MLS, founded in 1996 as part of the deal to bring the World Cup to the US, has according to Blatter, failed to make itself “recognized by American society.” It is not “a very strong professional league.” They refuse to “play and adapt themselves to the international calendar.” (seriously, the man is obsessed with that last point. It’s as though Eric Wynalda has taken over his mind. He even brought it up to President Obama, who sort of shook his head.) Lets look at Blatter’s charges. (The one’s he’s making. For the other kind, google “ISL Bribery Scandal” or “2011 FIFA election.”)

By the time this sees print, it will be 2013 somewhere in the world. It is not 1996, when professional soccer was a curiosity. It is not 2002, when the league had cut off diplomatic relations with the state of Florida or when three groups collectively owned all the teams. MLS is seventeen teams strong, nineteen if you count Chivas & New England. It’s average attendance per game over the last three years is higher than the NBA or NHL, and considered as percentage of capacity, is higher than Major League Baseball. No, its not the NFL. It’s not even the NCAA, a group FIFA could consider its confrères. I’m sure US Soccer President Sunil Gulati was mortified when, taking the FIFA executive committee on a tour of the stadium sites in advance of the vote on the 2022 World Cup bid, they arrived at FedEx Field, then had to explain that this was the football stadium. No, football. The soccer team, the most decorated in the US in the modern era, plays in a broken down wreck of a structure 10 miles south that still manages, when full, to provide one of the best atmospheres in the world.

MLS is attempting to do something none of the world’s top leagues has ever had to; establish a top flight professional league on a shoestring in the third largest country on earth     in the face of at least five major competitors, all with a century’s head start. The English FA may have had to struggle for dominance with cricket and rugby, but it did so at the dawn of the industrial age, when organized sports were in their infancy. The same can be said for soccer in Spain, where the only obstacle to be overcome was the disdain for all things English, and Germany, where the only competition was gymnastics.

Blatter has often cited the summer schedule, which runs at odds with the rest of the world. The counter argument has always been to try and force FIFA to acknowledge the 800 pound Gorilla in the room, the NFL. Direct competition with American football, not to mention it’s NCAA compatriot, has been the death knell of dozens of leagues. That two MLS sides, Seattle & New England share stadiums with NFL teams, that the schedule would have to revolve around the NFL’s games, that in New England the playing surface would closer resemble the field of Verdun than a world class pitch, is almost irrelevant (and not just because it’s Seattle and New England). The ridiculously small attention that MLS receives in the general sports media would be reduced to nothing, consumed by the constant NFL coverage that manages to swamp even the more established hockey and basketball leagues. FIFA has never sufficiently recognized this.
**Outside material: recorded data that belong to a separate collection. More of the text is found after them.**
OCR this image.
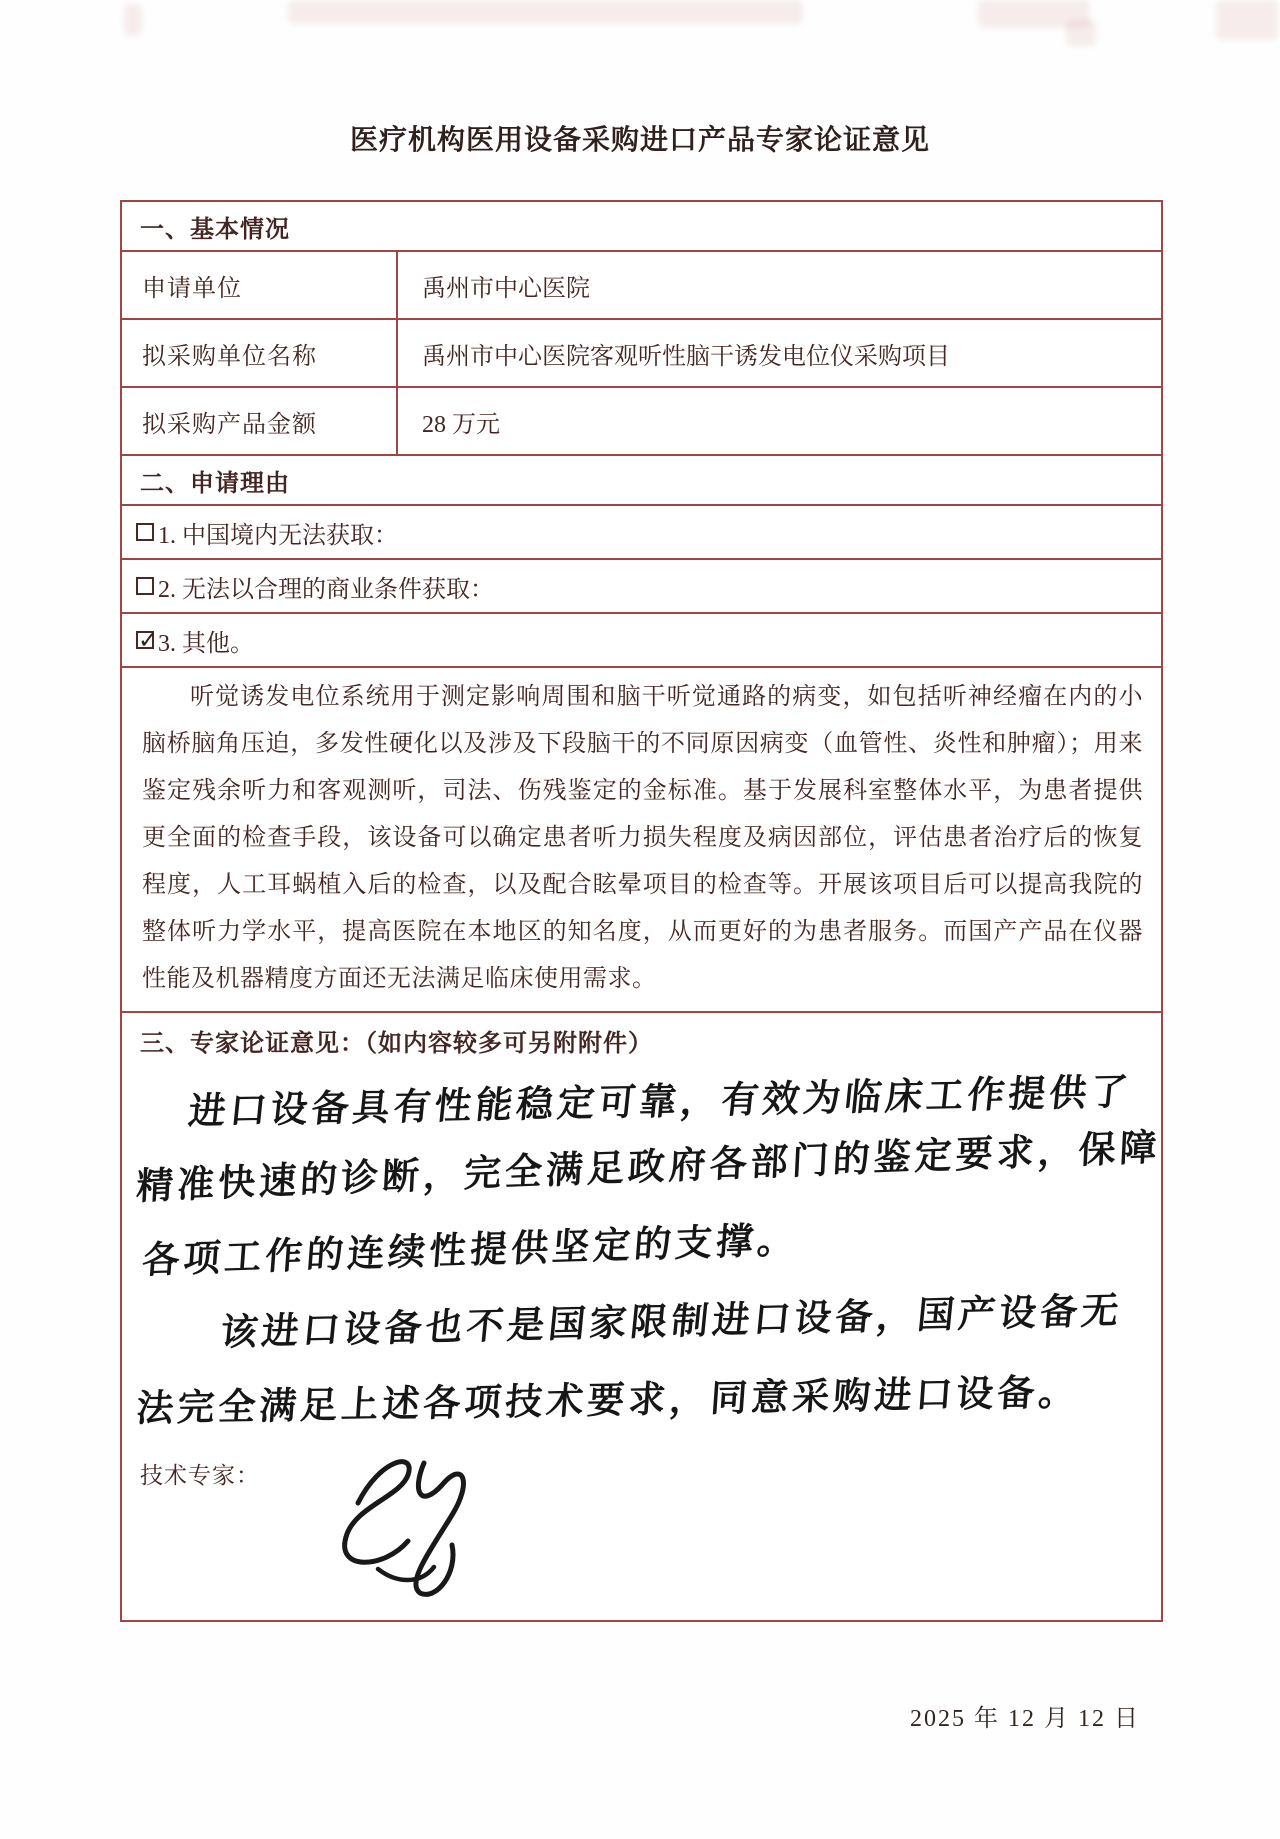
医疗机构医用设备采购进口产品专家论证意见
一、基本情况
申请单位	禹州市中心医院
拟采购单位名称	禹州市中心医院客观听性脑干诱发电位仪采购项目
拟采购产品金额	28 万元
二、申请理由
1. 中国境内无法获取：
2. 无法以合理的商业条件获取：
✓
3. 其他。

听觉诱发电位系统用于测定影响周围和脑干听觉通路的病变，如包括听神经瘤在内的小脑桥脑角压迫，多发性硬化以及涉及下段脑干的不同原因病变（血管性、炎性和肿瘤）；用来鉴定残余听力和客观测听，司法、伤残鉴定的金标准。基于发展科室整体水平，为患者提供更全面的检查手段，该设备可以确定患者听力损失程度及病因部位，评估患者治疗后的恢复程度，人工耳蜗植入后的检查，以及配合眩晕项目的检查等。开展该项目后可以提高我院的整体听力学水平，提高医院在本地区的知名度，从而更好的为患者服务。而国产产品在仪器性能及机器精度方面还无法满足临床使用需求。

三、专家论证意见：（如内容较多可另附附件）
进口设备具有性能稳定可靠，有效为临床工作提供了
精准快速的诊断，完全满足政府各部门的鉴定要求，保障
各项工作的连续性提供坚定的支撑。
该进口设备也不是国家限制进口设备，国产设备无
法完全满足上述各项技术要求，同意采购进口设备。
技术专家：
2025 年 12 月 12 日
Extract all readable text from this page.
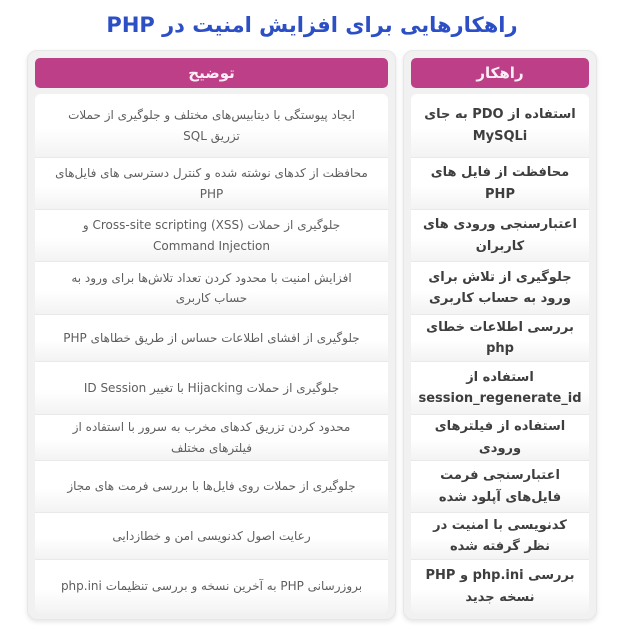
راهکارهایی برای افزایش امنیت در PHP
راهکار
استفاده از PDO به جای MySQLi
محافظت از فایل های PHP
اعتبارسنجی ورودی های کاربران
جلوگیری از تلاش برای ورود به حساب کاربری
بررسی اطلاعات خطای php
استفاده از session_regenerate_id
استفاده از فیلترهای ورودی
اعتبارسنجی فرمت فایل‌های آپلود شده
کدنویسی با امنیت در نظر گرفته شده
بررسی php.ini و PHP نسخه جدید
توضیح
ایجاد پیوستگی با دیتابیس‌های مختلف و جلوگیری از حملات تزریق SQL
محافظت از کدهای نوشته شده و کنترل دسترسی های فایل‌های PHP
جلوگیری از حملات Cross-site scripting (XSS) و Command Injection
افزایش امنیت با محدود کردن تعداد تلاش‌ها برای ورود به حساب کاربری
جلوگیری از افشای اطلاعات حساس از طریق خطاهای PHP
جلوگیری از حملات Hijacking با تغییر ID Session
محدود کردن تزریق کدهای مخرب به سرور با استفاده از فیلترهای مختلف
جلوگیری از حملات روی فایل‌ها با بررسی فرمت های مجاز
رعایت اصول کدنویسی امن و خطازدایی
بروزرسانی PHP به آخرین نسخه و بررسی تنظیمات php.ini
The idea that money, and with it, quality of players is what holds back MLS, is also misleading. The Russian League is bankrolled by some of the richest men in the world who have bought some of the top players, but it remains the number two sport in Russia behind hockey. If money were simply the issue, Qatar could have purchased a top flight league to go with its World Cup votes. Unlimited spending killed the last top division soccer team, and with it almost any flicker of the beautiful game in the US for a generation. MLS is growing. Slowly, organically, laying a foundation for the long term and building on it every day. It faces challenges not only from the largest professional soccer leagues, but in the NFL the largest sporting entity in the world. It doesn’t need Sepp Blatter’s encouragement. To be honest, it doesn’t need Sepp Blatter. I’m not sure anyone does.